Jeśli chodzi o aktorki dużego kalibru, takie jak Octavia Spencer i Naomi Watts, zakładasz, że mają swój wybór projektów – co tylko sprawia, że jesteśmy bardziej ciekawi, dlaczego wybierają te, które robią. Usiedliśmy, aby porozmawiać o tym, dlaczego Spencer i Watts zostali przyciągnięci do swojego nowego filmu Luce, a ich odpowiedzi nie zawiodły. Wyreżyserowane przez Juliusa Onaha, Luceto thriller psychologiczny, który porusza ważne pytania dotyczące rasy, tożsamości i rodziny. A Spencer i Watts szybko mówią, że żadna z ich postaci nie radzi sobie z rzeczami dokładnie.
Luce opowiada historię małżeństwa (Watts gra żonę Amy) i ich adoptowanego syna z ogarniętej wojną Erytrei. Kiedy pisze niepokojący esej w szkole, jego nauczycielka Harriet (Spencer) zgłasza obawy rodzicom — a ich idealny obraz syna zaczyna się rozpadać.

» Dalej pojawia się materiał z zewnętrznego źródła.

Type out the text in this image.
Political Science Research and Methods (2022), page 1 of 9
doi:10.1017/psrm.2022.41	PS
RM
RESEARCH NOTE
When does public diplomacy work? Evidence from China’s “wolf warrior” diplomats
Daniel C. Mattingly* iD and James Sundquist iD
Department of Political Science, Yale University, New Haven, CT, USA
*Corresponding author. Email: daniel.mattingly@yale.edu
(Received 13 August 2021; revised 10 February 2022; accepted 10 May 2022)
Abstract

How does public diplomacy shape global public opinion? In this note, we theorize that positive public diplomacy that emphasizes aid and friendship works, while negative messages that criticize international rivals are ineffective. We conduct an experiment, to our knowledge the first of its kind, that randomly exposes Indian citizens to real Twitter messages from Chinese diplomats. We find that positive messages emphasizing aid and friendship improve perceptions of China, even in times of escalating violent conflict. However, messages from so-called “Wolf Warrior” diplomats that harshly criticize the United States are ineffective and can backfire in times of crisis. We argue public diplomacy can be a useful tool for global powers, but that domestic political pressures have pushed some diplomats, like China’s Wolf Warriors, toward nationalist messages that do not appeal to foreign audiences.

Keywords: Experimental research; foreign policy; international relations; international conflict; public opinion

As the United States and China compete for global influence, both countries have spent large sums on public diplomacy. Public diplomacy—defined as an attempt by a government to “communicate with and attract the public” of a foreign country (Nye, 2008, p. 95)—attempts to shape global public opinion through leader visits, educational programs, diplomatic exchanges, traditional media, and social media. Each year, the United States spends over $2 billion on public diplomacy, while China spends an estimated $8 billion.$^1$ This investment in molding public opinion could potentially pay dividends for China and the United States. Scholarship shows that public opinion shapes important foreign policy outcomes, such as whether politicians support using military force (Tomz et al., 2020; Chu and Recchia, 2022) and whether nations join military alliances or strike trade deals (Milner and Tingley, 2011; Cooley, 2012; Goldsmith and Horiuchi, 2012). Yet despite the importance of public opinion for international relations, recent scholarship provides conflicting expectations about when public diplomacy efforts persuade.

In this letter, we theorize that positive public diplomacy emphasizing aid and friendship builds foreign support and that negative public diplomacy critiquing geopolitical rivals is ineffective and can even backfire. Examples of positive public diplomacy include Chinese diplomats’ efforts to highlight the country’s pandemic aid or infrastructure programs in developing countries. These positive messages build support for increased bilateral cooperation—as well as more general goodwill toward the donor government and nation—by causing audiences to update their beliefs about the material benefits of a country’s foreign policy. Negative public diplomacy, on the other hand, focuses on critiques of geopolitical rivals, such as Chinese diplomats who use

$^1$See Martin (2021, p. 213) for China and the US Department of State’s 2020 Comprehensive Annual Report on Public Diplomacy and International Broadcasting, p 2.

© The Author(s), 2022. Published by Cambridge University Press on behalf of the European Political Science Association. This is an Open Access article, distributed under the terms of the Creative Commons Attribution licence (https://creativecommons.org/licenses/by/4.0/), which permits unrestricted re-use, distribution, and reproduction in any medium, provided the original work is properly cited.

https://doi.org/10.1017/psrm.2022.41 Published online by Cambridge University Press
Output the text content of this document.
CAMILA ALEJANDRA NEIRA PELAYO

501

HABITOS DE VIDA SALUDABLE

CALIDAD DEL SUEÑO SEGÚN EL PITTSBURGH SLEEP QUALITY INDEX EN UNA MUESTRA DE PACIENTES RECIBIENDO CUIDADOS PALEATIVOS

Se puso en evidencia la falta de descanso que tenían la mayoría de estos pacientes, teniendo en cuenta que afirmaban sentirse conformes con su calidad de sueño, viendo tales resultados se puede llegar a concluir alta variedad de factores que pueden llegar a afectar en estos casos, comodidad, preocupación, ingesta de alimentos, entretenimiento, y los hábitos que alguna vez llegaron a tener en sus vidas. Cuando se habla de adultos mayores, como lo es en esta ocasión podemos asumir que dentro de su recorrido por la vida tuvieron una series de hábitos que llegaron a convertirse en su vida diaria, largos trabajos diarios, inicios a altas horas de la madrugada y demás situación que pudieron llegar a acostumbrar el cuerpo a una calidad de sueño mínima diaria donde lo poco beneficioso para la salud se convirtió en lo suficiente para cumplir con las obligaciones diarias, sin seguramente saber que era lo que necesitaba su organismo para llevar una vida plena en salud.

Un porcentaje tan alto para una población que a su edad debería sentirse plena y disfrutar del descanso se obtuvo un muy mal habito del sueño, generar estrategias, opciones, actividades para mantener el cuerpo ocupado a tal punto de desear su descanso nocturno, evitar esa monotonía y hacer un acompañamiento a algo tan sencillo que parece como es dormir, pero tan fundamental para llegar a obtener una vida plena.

Zastanawiając się nad własnymi doświadczeniami rodzicielskimi, Watts wspomina o: New York Times artykuł o „rodzicach śnieżnych”: rodzice tak zdeterminowani, aby ułatwić dzieciom życie, że w końcu stawiają je w niekorzystnej sytuacji. „Tak wiele rodzicielstwa – i tutaj Amy zawodzi – schodzi z drogi”, zastanawia się Watts, dodając: „Nie oczyszczaj ścieżki, przygotuj ścieżkę”.
Pomimo szczerego przyznania się Watts, że jej postać „zawodzi” w tym aspekcie rodzicielstwa, jest jedna rzecz, którą podziwia: „Co ja miłość do tej postaci — pomimo tego, że jest niesamowicie wadliwa — polega na tym, że zrobi wszystko, aby ją chronić dziecko."
Spencer jest podobnie skonfliktowana ze swoją postacią: „Ciągle myślałam o perspektywie każdej postaci” – wspomina Spencer, że po raz pierwszy dostała scenariusz. „I pomyślałem: »Harriet przeraża mnie na wiele sposobów, ale chcę to zrobić«”. Pomoc Gwiazda, to było odświeżające widzieć projekt, który nie pokrywał rzeczywistością ani nie czynił rzeczy ładniejszymi, niż musiały być. „Życie nie jest związane z łukiem” — zastanawia się Spencer. „Zakończenie naszego filmu nie jest związane z łukiem”.